There’s a certain amount of nail-biting going on now in the magazine industry. Ellen Oppenheim, chief marketing officer of Magazine Publishers of America, recalls 1997, when TV restrictions on DTC pharmaceuticals were lifted. “We saw a drop in magazine [share],” she says, “but within a couple of years the whole pie grew. We have to see whether the same thing happens here. It depends on how many broadcast networks accept it.”
Outdoor advertising, the second largest category for liquor, could also be hurt, but not like magazines, because outdoor is generally a local medium, unlike magazines and TV, which are national. Stephen Freitas, chief marketing officer for the Outdoor Advertising Association of America, also says outdoor advertising is safe because it is frequently bought long-term. “Many liquor accounts have them for many years and want to maintain marquee locations, like billboards on major highways,” he says. He also says local liquor stores sometimes buy them in co-op deals.
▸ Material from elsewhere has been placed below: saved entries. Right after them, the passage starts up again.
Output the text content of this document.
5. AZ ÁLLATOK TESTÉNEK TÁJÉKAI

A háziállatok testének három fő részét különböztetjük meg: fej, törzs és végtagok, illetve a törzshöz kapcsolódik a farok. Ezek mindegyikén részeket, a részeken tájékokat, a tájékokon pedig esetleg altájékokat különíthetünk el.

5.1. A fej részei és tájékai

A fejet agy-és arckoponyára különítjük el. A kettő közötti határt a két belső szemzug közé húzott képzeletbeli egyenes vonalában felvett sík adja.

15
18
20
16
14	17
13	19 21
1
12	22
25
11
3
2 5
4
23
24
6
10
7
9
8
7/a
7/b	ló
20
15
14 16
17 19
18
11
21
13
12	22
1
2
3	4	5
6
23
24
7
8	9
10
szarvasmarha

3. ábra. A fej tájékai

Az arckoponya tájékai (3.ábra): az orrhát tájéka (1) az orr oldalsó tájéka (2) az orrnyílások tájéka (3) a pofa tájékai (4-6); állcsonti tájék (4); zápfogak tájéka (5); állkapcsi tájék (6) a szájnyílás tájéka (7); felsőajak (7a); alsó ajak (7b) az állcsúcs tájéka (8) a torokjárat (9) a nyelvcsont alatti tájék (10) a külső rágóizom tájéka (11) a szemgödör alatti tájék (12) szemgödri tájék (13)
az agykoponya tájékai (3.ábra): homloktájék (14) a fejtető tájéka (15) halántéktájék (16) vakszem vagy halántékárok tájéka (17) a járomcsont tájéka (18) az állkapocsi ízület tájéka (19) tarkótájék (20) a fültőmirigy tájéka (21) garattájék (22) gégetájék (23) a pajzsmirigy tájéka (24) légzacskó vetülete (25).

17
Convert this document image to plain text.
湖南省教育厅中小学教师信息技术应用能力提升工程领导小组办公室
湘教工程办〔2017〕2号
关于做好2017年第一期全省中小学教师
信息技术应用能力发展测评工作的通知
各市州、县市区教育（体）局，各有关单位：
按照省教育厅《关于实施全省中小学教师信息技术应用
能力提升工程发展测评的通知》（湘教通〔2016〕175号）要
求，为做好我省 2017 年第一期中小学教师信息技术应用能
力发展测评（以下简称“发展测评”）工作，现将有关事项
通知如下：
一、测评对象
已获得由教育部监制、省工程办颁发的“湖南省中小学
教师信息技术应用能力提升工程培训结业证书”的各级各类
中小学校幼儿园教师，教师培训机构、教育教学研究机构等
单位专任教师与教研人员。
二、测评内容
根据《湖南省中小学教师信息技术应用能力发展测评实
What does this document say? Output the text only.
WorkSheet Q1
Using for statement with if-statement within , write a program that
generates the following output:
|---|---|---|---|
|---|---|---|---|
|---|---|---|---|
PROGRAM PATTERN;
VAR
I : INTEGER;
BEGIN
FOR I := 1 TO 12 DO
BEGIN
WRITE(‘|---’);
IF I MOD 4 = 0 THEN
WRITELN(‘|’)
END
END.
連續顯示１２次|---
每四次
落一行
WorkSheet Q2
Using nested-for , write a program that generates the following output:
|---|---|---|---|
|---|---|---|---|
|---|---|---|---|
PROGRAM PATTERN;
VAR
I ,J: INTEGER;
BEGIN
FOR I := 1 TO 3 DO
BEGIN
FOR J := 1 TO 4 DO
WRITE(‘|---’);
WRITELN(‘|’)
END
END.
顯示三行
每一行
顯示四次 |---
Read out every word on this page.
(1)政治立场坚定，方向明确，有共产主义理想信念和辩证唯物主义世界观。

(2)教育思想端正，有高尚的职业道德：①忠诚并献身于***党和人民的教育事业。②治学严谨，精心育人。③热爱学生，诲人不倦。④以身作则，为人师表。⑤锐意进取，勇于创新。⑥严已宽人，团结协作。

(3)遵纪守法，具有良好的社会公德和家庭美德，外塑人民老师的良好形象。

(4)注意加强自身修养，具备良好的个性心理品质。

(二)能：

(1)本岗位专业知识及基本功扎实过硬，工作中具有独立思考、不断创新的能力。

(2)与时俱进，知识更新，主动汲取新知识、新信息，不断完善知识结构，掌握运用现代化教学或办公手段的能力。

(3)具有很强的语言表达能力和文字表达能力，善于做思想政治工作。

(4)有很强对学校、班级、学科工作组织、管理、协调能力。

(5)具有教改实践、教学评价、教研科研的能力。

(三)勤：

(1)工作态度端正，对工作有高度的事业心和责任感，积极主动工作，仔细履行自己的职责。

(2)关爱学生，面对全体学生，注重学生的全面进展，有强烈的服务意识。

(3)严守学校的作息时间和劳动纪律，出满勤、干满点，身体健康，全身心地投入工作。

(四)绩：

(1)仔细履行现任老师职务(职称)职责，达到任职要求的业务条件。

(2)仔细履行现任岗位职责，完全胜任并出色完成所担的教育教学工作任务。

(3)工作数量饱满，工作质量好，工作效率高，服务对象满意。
Another worried party is beer companies, who have ruled TV for a long time and don’t want the competition. “The beer business has been flat for years; the last thing they need is another alcoholic beverage horning in on TV and getting people away from beer,” Trout says.
Brewers spent $770 million on TV in 2000, making beer one of the biggest advertisers. Indeed, this is one reason the other networks may be holding back on liquor. “The network strategy is laying low because of the ad dollars from beer, which they don’t want to put at risk,” says Ken Sacharin, executive vice president/media director at The Media Edge. It’s possible brewers could move some of their dollars to other media or increase their spending to stem the threat.
Of course, the main reason for accepting liquor ads on TV is the revenue opportunity. “The bottom line is it’s about the bottom line,” says the industry observer quoted earlier. “The broadcast medium is looking for more opportunities to bring in additional revenue. The advertising economy is down and everyone’s getting killed, so they’ve been looking at it for some time.”
“It will become a part of the revenue stream for broadcasters slowly, but it will happen,” he claims. As for the other networks’ getting involved, “it’s only a matter of time, because they won’t let one network generate all the additional revenue.” Brown-Forman’s Lynch predicts it will be three to six months before the other networks join in. “The dust needs to settle, but once the initial criticism calms, they’ll start accepting the ads.”